London after midnight

——

‘Is that the film reel for tonight?’ a voice said. ‘Thank you, I’ll take that.’ The metal canister was taken from his hands, and Joe stared.

She wore a Japanese kimono but her face was a Mekong Delta mix, the eyes of a wild mountain creature, hauntingly beautiful, flecked with gold, looking coolly at Joe, studying him. She was not young but it was impossible to call her old. There was Vietnamese blood in there, and French, and Hmong, and there were laughter lines at the corners of her eyes and Joe thought of the graffiti he had seen that said, Madam Seng is a Snake Head. It did not refer to her face.

‘Can I help you?’ she said. Her English was tinged with Indochina traces. The eyes looking at him, not blinking, studying him, the fallen figure of the doorman behind him. The was no sign of the man from the bookshop. He must have run off, Joe thought. Sensible, in the circumstance. He felt half-inclined to do the same.

‘I’m looking for Madam Seng,’ he said.

‘Why?’ she said. And then, ‘This place is not for you.’

‘Is it the dress code?’ Joe said. ‘That’s it, right? You don’t like my shoes?’

‘No,’ the woman said. ‘Though your shoes could do with a polish, if you want to know the truth.’

‘Imagine an opium den with a door policy,’ Joe said. He felt the urge to bend down and wipe his shoes with his sleeve, but fought it. The eyes regarded him with a trace of amusement. ‘Imagine such an establishment without one.’

The doorman groaned behind them. The woman said, ‘Get up.’ She spoke quietly but her voice carried.

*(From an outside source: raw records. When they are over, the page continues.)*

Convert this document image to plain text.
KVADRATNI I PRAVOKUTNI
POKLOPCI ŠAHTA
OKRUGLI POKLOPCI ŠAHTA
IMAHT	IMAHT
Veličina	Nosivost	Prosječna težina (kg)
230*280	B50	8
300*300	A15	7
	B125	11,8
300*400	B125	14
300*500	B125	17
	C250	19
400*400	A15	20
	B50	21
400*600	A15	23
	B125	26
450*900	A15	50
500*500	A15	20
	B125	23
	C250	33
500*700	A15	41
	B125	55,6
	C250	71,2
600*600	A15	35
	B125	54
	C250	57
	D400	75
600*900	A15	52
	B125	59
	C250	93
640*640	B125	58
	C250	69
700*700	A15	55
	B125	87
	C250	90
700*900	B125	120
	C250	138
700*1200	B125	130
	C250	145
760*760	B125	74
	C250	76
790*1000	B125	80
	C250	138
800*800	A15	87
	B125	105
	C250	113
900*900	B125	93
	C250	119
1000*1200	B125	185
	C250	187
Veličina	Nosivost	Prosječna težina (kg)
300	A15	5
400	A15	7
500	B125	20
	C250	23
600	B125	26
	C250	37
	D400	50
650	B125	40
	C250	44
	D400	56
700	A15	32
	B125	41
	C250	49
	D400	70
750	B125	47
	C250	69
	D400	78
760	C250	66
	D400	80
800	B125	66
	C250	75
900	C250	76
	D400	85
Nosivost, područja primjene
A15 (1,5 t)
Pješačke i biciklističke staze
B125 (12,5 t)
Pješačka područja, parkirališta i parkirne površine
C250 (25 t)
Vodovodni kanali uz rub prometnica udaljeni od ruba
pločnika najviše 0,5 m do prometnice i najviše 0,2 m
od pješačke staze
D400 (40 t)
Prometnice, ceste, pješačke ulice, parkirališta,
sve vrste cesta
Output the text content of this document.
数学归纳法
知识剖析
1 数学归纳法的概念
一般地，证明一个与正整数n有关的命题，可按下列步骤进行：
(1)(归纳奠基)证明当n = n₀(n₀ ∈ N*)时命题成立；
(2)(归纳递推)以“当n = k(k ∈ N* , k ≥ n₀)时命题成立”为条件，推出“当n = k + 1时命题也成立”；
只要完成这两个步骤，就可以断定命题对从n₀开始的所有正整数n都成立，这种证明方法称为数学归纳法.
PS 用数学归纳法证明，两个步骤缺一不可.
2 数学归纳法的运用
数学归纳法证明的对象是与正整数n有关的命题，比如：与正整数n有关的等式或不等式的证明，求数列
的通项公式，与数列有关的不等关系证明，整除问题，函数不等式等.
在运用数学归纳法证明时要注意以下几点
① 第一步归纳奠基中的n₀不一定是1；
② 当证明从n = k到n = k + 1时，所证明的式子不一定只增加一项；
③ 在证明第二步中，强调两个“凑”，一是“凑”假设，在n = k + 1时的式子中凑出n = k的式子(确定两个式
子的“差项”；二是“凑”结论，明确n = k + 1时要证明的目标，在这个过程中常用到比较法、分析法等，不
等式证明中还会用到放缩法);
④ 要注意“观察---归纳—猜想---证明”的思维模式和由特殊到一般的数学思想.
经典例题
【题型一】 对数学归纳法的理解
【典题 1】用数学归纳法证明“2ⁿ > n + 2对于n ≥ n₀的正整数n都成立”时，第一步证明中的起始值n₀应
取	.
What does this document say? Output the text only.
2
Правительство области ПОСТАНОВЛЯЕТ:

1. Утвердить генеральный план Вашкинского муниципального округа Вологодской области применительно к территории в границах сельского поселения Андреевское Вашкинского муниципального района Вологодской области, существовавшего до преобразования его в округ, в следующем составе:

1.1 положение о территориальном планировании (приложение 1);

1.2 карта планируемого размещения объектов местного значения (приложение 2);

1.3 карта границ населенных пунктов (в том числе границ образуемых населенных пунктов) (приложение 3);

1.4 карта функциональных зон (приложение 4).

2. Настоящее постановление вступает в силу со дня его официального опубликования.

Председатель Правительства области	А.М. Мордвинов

The doorman groaned again, rolled on his side and pushed himself up.

‘Sorry about your doorman,’ Joe said.

‘Not as sorry as he’ll be.’

The doorman scowled at Joe, then clutched his jaw. ‘Go,’ the woman said. The doorman went.

‘You are Madam Seng?’

She ignored him. ‘This place is not for you,’ she said again. This time there was no amusement and the eyes were opaque jade.

Joe shrugged. ‘Well,’ he said, ‘I’m here now.’

‘Opium is for people who have already lost something,’ the woman said. ‘Not for people who are already lost.’

‘That’s fascinating,’ Joe said. She was trying to rattle him. He wouldn’t let her. ‘Now if you could just answer a few questions…’

The woman smiled. ‘Follow me,’ she said. She turned her back on him, the canister of film still in her hands.

Joe followed.

The entrance to Madam Seng’s was a dark, low-ceilinged corridor. At the end of the corridor was a beaded curtain. Madam Seng did not push it open, but glided through it, the beads parting before her with a light tinkling sound. Beyond…

Beyond was a large room. Two openings, also lightly curtained, led off into other rooms. The air was thick with the smell of opium; the lights were low, paper lanterns the colour of blood glowing faintly, illuminating a scene of drugged languor. There were low sofas, cushioned with embroidered dragons and stars, on which reclined Madam Seng’s faithful customers. A three-legged metal brazier was burning charcoal in one corner. Madam Seng’s girls moved softly between the lying customers, both women and men, holding fresh pipes for those deep gone into the dream journey, heating the opium in its metal bowls, murmuring softly in languages the customers neither knew nor cared to. Joe felt light-headed, his arms heavy. The woman held his hand. He whispered, ‘Madam Seng,’ and she nodded. ‘You shouldn’t be here,’ she said, for the third time.

‘None of us should,’ he said, though he didn’t know what he meant by that.

In one corner of the room he saw a projector. The sound of the moving reel was a constant whisper in the room. Against the opposite wall a film was playing, without sound, in black and white. The beam of light travelled from the machine to the wall, catching motes of dust and curls of smoke in its path.

Title: Weird things have happened there in the last five years.

Scene: A maid stands at an open door, staring out in horror. She screams without sound.